Tuesday, March 20, 2012

My Favorite Place: Mrauk U, Burma


I love ruins. I’ve climbed Mayan pyramids, sat in Greek amphitheaters and walked lost Roman roads. It’s not the literal history that draws me -- I don't care that much about kings I'd never heard of before -- but the atmosphere that feels the dream worlds Chip, Nancy and I would concoct in my backyard fort as a kid.

A lot of people have been calling Burma's main archaeological site Bagan's 4000 temples as something like 'the next Angkor Wat' (actually I make the case today for BBC.com/travel and post a video on Lonely Planet). To me, the ancient Rakhaing capital of Mrauk U -- lost in a remote corner of Burma by the Bangladesh border -- offers more. A site that's not as expansive or artistic as Bagan or Angkor Wat, but more "alive," as there's full overlap between village life and archeological site of 700-some 500-year-old stupas and temples.
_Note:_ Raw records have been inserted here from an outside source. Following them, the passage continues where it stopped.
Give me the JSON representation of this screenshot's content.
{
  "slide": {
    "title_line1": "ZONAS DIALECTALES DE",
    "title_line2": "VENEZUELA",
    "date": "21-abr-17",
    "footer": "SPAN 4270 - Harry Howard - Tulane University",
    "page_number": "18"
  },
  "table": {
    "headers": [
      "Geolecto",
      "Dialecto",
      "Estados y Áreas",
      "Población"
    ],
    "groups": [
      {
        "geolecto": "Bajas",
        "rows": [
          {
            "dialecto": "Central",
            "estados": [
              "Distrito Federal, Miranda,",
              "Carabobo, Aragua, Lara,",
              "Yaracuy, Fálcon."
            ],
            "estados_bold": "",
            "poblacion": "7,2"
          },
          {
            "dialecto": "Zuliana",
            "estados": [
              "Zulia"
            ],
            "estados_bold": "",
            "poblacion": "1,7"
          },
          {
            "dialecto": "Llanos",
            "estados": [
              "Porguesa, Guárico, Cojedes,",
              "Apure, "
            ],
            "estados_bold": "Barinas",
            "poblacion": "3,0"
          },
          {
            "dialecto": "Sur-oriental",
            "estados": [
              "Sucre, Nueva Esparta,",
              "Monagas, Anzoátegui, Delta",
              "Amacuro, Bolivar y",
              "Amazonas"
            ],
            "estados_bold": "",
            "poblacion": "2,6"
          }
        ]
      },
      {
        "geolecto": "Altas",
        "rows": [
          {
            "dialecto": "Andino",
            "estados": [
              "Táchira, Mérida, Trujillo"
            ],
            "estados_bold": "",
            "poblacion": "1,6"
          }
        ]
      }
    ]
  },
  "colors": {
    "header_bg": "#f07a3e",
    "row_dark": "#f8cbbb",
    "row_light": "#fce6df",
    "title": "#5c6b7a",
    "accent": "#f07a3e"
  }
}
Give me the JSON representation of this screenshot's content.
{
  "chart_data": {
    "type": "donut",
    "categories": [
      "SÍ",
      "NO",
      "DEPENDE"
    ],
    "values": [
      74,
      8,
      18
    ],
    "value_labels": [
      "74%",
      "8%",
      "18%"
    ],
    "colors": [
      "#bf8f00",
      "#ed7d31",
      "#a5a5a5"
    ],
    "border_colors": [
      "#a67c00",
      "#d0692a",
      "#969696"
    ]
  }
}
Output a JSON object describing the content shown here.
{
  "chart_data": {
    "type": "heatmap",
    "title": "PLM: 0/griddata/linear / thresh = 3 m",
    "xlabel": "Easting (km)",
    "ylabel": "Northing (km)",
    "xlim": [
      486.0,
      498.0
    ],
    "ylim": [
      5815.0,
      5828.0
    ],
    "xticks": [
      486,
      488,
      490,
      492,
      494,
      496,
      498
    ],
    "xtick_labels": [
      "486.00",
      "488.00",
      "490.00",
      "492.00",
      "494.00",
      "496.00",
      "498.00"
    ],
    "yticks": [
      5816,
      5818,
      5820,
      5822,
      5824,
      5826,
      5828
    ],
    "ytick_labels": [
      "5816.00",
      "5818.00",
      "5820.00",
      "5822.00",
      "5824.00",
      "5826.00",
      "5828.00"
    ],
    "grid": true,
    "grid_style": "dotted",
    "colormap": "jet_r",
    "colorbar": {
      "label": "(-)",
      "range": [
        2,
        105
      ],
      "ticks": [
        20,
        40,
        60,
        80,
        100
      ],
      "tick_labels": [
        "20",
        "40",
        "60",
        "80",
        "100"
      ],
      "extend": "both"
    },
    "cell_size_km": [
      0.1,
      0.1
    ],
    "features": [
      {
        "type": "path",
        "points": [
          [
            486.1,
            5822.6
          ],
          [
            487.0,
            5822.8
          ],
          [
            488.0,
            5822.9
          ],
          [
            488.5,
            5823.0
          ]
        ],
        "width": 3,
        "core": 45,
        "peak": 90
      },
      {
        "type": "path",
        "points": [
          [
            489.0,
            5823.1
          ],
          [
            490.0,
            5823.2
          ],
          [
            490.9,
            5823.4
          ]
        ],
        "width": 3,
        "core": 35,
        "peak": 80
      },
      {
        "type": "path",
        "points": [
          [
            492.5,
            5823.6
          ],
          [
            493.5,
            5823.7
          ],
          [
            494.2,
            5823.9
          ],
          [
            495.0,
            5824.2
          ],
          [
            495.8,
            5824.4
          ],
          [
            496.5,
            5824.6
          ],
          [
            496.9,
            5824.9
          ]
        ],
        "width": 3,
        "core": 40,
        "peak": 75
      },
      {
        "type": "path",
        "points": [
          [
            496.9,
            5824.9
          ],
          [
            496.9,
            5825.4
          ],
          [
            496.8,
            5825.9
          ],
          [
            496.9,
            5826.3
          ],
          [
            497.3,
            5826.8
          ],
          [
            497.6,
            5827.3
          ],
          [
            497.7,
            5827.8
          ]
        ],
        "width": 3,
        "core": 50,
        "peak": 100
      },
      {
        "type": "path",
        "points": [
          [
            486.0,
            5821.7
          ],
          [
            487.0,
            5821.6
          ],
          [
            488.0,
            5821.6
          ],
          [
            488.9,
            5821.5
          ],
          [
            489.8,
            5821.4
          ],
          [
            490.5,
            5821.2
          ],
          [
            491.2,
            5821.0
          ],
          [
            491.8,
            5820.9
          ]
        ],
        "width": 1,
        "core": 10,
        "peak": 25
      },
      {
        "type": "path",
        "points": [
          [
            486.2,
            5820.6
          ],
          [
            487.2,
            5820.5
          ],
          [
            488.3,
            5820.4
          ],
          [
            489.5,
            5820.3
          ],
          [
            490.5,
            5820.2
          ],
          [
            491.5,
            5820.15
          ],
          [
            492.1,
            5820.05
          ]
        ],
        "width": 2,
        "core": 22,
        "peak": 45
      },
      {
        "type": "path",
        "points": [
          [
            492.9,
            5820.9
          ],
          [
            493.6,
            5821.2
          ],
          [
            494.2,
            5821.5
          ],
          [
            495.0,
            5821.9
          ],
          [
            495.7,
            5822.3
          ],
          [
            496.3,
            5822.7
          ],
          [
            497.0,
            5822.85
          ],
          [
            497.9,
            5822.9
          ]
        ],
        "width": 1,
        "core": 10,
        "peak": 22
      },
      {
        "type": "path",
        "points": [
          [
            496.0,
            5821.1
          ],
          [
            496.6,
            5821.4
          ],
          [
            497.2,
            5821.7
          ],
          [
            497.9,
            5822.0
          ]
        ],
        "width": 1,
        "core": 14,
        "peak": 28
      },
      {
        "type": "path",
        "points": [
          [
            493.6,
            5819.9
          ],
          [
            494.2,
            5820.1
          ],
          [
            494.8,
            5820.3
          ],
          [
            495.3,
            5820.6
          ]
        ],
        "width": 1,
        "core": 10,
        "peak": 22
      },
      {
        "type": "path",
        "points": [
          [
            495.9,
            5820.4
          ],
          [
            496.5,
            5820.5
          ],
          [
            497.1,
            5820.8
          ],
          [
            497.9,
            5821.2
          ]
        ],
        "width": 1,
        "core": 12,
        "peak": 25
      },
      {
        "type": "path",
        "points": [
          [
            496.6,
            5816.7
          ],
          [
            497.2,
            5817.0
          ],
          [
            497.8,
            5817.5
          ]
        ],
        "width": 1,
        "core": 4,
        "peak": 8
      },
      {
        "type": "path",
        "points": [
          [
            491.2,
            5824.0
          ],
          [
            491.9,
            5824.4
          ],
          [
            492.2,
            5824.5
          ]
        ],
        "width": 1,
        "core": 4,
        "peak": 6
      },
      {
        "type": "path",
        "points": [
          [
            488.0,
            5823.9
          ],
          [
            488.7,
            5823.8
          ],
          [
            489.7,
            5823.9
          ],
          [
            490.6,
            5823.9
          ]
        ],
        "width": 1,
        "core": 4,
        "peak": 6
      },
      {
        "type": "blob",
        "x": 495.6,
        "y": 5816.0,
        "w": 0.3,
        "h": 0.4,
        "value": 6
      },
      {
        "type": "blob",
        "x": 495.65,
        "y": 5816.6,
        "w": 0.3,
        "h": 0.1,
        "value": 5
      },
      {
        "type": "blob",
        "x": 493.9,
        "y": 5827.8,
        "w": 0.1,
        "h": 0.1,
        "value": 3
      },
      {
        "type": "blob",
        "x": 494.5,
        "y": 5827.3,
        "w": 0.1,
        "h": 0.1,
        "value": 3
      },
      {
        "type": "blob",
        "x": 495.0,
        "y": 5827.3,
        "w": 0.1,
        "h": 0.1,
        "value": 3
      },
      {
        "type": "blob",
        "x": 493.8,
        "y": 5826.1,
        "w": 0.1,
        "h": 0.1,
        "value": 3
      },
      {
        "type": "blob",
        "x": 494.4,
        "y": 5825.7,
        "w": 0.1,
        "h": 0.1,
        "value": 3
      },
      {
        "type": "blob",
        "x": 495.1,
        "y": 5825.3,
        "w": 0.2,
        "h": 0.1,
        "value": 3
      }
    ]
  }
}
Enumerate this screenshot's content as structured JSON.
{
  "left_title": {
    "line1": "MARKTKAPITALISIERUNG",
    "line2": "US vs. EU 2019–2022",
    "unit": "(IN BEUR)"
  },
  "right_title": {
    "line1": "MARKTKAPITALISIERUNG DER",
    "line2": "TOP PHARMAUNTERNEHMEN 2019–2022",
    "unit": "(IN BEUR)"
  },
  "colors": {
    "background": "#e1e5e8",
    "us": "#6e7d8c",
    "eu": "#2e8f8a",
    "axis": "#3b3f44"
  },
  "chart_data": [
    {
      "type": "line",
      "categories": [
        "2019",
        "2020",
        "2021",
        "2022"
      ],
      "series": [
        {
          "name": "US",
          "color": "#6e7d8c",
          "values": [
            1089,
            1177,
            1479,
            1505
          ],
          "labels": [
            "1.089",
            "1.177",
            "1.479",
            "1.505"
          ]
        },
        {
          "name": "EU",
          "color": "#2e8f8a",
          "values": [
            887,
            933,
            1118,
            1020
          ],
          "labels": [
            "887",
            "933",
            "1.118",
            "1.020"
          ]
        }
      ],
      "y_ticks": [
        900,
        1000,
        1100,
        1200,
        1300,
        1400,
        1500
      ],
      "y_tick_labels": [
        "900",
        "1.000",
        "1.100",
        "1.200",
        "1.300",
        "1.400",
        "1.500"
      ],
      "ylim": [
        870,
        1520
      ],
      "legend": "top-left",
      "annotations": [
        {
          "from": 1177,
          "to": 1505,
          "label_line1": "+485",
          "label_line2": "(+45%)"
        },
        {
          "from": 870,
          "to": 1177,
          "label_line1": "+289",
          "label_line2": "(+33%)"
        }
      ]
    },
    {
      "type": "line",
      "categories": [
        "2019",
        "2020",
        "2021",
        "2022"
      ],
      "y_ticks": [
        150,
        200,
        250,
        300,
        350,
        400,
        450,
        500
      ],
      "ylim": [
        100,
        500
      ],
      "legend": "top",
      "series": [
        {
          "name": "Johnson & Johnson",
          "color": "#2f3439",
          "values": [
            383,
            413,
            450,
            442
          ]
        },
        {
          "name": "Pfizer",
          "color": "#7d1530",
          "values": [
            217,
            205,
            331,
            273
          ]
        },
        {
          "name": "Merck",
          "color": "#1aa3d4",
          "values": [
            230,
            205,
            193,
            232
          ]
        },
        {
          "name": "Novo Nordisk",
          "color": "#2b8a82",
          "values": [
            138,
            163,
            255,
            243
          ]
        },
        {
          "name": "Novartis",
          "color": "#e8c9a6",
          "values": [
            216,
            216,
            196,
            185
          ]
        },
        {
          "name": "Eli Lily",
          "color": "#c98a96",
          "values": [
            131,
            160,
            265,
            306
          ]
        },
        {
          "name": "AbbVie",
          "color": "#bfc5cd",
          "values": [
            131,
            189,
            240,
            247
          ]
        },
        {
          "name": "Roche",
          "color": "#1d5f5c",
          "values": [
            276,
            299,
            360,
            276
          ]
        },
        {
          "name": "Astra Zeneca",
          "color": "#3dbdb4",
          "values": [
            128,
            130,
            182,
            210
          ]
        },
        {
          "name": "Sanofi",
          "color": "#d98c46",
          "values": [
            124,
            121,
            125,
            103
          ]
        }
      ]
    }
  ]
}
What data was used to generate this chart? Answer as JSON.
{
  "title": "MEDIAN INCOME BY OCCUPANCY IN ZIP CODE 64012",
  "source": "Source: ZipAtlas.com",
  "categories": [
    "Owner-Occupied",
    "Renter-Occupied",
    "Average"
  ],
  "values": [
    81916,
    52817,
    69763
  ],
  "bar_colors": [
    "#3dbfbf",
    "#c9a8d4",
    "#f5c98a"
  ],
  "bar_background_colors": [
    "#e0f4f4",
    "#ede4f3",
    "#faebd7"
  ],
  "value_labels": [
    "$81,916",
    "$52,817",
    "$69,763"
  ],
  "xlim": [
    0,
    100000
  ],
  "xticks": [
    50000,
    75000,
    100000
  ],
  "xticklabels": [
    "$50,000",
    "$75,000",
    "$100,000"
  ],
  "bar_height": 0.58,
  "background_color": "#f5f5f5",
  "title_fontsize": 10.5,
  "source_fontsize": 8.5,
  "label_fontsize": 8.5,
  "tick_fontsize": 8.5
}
Actually I learned the fun begins before you get there. No public roads reach Mrauk U. So after a short flight from Yangon to the faded port city of Sittwe, I boarded a huge double-deck local ferry for the lazy six-hour ride up the Kaladan River, east from the Bay of Bengal. We stopped every hour or so to let on locals, who sat around me in wooden lounge chairs and snacked on insects sold on the stick. One monk in a saffron robe sitting next to me pointed out the tallest of a distant range of Dr Seuss-like hills. “That is Mt 500 Ducks."


A few hours later, the sky then darkened and filled with a smear of thousands of stars, I wrapped up in a borrowed blanket to escape the chill. I could barely see a few feet before my face, then -- as Mrauk U grew neared -- I could just make out on the onshore chatter of a barely visible group of local men, wearing skirt-like longyis, circling a fire before a thatch hut. It felt like a trip back in time.

Early depictions of Mrauk U sometimes show it as a dreamy sci-fi cityscape of skyscrapers connected by air towers. The real thing is just as magical. More people should know about it.